Current treatment options for CSVD are limited. They generally focus on reducing risk factors and avoiding or delaying complications like stroke and dementia. Individuals each have different risk factors, so personalized treatment regimens are the most effective. Treatment may include medications to reduce cholesterol, regulate glucose levels, and lower high blood pressure. Healthy lifestyle habits such as regular exercise, eating nutrient-rich foods, and quitting smoking are often recommended as well. Some symptoms, such as nervous system issues and depression, may be addressed with specialized therapies.
Julie currently takes several medications, including a blood thinner, blood pressure medication, and cholesterol medication. She’s been working with a speech therapist who has been helping her regain some of the language skills she lost in the years before she got an accurate diagnosis. “My speech is getting better,” says Julie. “A year ago, I couldn’t have said a full sentence. I’m relearning how to read, write, and talk.” She also sees a therapist for mental health support.
The Challenges of Living With CSVD
Julie faces many difficulties navigating life with CSVD. Her trouble thinking clearly and communicating makes it hard to express herself effectively when speaking with doctors and specialists. Problems with walking and balance also have a daily impact, making it hard to exercise and spend time outdoors. The additional risk of falling also means she must avoid living situations with stairs and hardwood floors.
For Julie, one of the most challenging consequences of CSVD was no longer being able to work. Julie entered the healthcare field as a young, single mother, working her way through school and eventually becoming a nurse. Her career brought her joy for decades, and she loved being able to help people every day. But CSVD’s impact on her memory and thinking skills eventually meant she couldn’t safely do her job.

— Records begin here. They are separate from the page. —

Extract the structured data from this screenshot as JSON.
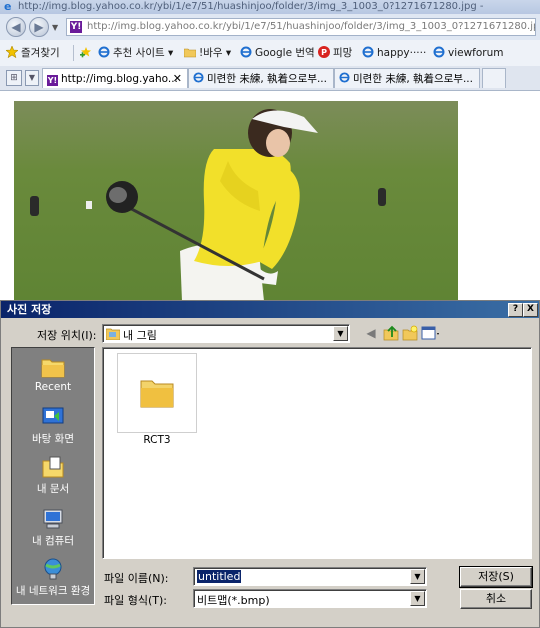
{
  "window_title": "http://img.blog.yahoo.co.kr/ybi/1/e7/51/huashinjoo/folder/3/img_3_1003_0?1271671280.jpg -",
  "address": {
    "url": "http://img.blog.yahoo.co.kr/ybi/1/e7/51/huashinjoo/folder/3/img_3_1003_0?1271671280.jpg"
  },
  "favorites_bar": {
    "favorites": "즐겨찾기",
    "recommended": "추천 사이트 ▾",
    "baru": "!바우 ▾",
    "google": "Google 번역",
    "pimang": "피망",
    "happy": "happy·····",
    "viewforum": "viewforum"
  },
  "tabs": [
    {
      "label": "http://img.blog.yaho..."
    },
    {
      "label": "미련한 未練, 執着으로부..."
    },
    {
      "label": "미련한 未練, 執着으로부..."
    }
  ],
  "dialog": {
    "title": "사진 저장",
    "help": "?",
    "close": "X",
    "save_in_label": "저장 위치(I):",
    "save_in_value": "내 그림",
    "places": [
      {
        "label": "Recent",
        "icon": "recent-folder-icon"
      },
      {
        "label": "바탕 화면",
        "icon": "desktop-icon"
      },
      {
        "label": "내 문서",
        "icon": "my-documents-icon"
      },
      {
        "label": "내 컴퓨터",
        "icon": "my-computer-icon"
      },
      {
        "label": "내 네트워크 환경",
        "icon": "network-places-icon"
      }
    ],
    "files": [
      {
        "name": "RCT3",
        "type": "folder"
      }
    ],
    "filename_label": "파일 이름(N):",
    "filename_value": "untitled",
    "filetype_label": "파일 형식(T):",
    "filetype_value": "비트맵(*.bmp)",
    "save_button": "저장(S)",
    "cancel_button": "취소"
  },
  "colors": {
    "dialog_title_start": "#0a246a",
    "dialog_title_end": "#3a6ea5",
    "dialog_face": "#d4d0c8"
  }
}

“I loved my job for 40 years and was forced to quit,” she says. “That was hard for me, to lose my whole career.”
It’s vital for people with brain diseases like CSVD to have a strong support network. Julie notes that she lost some people in her life due to the added challenges her condition created. This led not only to more difficulties navigating daily life and care, but also worsening depression. Feeling isolated and depressed is unfortunately all too common for people experiencing chronic illness, and it’s essential to be able to rely on caregivers, family, friends, counselors, and support groups.
Why More Research is Crucial for Brain Diseases Like CSVD
Julie wishes that we understood more about how CSVD works and that there were better resources for people like her trying to navigate various symptoms and care. Much of the information that is available focuses on people in older age groups with later stages of the disease, but she hopes that in the future there will be more studies focusing on younger people with early-onset symptoms.

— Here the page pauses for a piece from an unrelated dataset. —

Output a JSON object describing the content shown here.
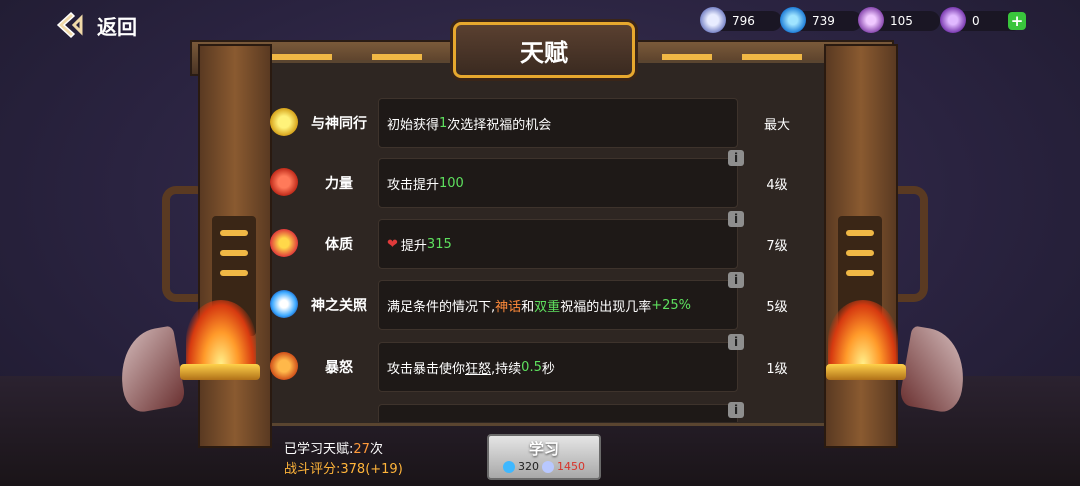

“I wouldn’t wish this on anyone. If they could stop it or slow [the progression], or find it when you’re younger and prevent it from coming on so early… I don’t know anyone who wouldn’t want that to happen,” Julie says. Further studies can also educate people and help spread awareness about what CSVD looks like in the early stages, aiding in earlier diagnosis and treatment.
Because CSVD shares symptoms—and potentially causes—with other neurodegenerative brain diseases like Alzheimer’s, Parkinson’s, and MS, a discovery related to one disease can have a ripple effect on treatments and diagnosis for all the others. That’s why ongoing research across the full spectrum of brain diseases and disorders is so important. “If you cure one [disease], it gives everyone else hope,” says Julie. “And a lot of times with this disease, that’s all you have.”